Speed Limiters
A speed limiter family defines the identity RayLimit uses to select traffic for shaping.
Current Family Comparison
| Family | Selects traffic by | Best fit | Concrete execution truth |
|---|---|---|---|
ip | visible client IP | shared all-IP baseline, evidence-expanded all-IP set, specific override, or specific exception | concrete; per_ip first needs live client-IP evidence to expand into concrete targets |
inbound | inbound tag | one listener path needs its own cap | concrete when one concrete TCP listener can be derived conservatively |
outbound | outbound tag | one egress path needs its own cap | concrete when one unique non-zero socket mark can be derived conservatively |
Shared Operator Model
All three families share the same outer contract:
- one runtime-local subject
- one direction at a time
- dry-run first
- explicit observation and decision reporting
- conservative cleanup
The Important Differences
IP
IP is direct. It can express:
- a runtime-local shared
allbaseline - a runtime-local evidence-expanded
allset through--ip-aggregation per_ip - a specific IP override
- a specific IP unlimited exception
Inbound
Inbound is configuration-derived. It depends on proving one concrete TCP listener path for the selected tag.
Outbound
Outbound is also configuration-derived.
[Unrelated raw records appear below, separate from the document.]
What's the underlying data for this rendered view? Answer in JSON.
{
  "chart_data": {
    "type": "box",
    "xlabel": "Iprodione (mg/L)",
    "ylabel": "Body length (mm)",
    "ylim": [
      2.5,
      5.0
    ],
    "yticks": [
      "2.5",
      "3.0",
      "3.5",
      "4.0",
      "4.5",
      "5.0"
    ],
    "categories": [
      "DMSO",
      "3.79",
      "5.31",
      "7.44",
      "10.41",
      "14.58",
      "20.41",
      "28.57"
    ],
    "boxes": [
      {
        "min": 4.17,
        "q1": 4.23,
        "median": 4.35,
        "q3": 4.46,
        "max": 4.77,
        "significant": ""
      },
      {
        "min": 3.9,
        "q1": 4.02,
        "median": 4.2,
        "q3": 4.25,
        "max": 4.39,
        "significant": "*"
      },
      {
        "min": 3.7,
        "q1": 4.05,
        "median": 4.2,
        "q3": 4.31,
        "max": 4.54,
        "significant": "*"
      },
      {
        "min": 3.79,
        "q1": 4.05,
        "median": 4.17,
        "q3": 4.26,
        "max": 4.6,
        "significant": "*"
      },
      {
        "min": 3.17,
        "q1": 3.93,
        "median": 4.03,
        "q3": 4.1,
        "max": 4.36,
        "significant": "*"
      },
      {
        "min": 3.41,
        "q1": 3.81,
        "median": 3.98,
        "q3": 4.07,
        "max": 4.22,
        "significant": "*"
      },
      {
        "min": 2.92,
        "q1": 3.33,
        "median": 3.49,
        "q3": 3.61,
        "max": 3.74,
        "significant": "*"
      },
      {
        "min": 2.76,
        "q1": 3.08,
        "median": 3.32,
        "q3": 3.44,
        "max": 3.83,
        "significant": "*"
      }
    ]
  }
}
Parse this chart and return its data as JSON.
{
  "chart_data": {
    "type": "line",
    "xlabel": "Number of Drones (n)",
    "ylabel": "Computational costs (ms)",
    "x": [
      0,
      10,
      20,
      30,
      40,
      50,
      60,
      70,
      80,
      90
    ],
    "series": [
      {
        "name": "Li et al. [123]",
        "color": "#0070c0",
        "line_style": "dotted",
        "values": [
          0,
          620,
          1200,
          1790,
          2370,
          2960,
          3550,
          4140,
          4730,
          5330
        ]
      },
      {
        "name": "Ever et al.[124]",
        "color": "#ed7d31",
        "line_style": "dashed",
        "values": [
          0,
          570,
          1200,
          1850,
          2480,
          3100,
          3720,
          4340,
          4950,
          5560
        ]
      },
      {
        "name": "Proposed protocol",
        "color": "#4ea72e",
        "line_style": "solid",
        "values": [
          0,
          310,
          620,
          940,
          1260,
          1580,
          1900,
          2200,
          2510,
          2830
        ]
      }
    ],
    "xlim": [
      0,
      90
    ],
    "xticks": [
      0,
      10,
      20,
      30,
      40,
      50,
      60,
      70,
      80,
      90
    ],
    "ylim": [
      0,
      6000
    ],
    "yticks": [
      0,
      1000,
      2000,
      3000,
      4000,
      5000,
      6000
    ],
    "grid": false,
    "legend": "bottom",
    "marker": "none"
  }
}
It depends on proving one unique non-zero socket mark for the selected tag without proxy indirection.
How To Choose
Choose ip when visible client IP is the real control surface.
Choose inbound when the listener path is the operational boundary you need to manage.
Choose outbound when the egress route is the operational boundary you need to manage.
If more than one family seems plausible, start with the one whose identity is most stable and easiest to verify on the host. In practice that is often ip.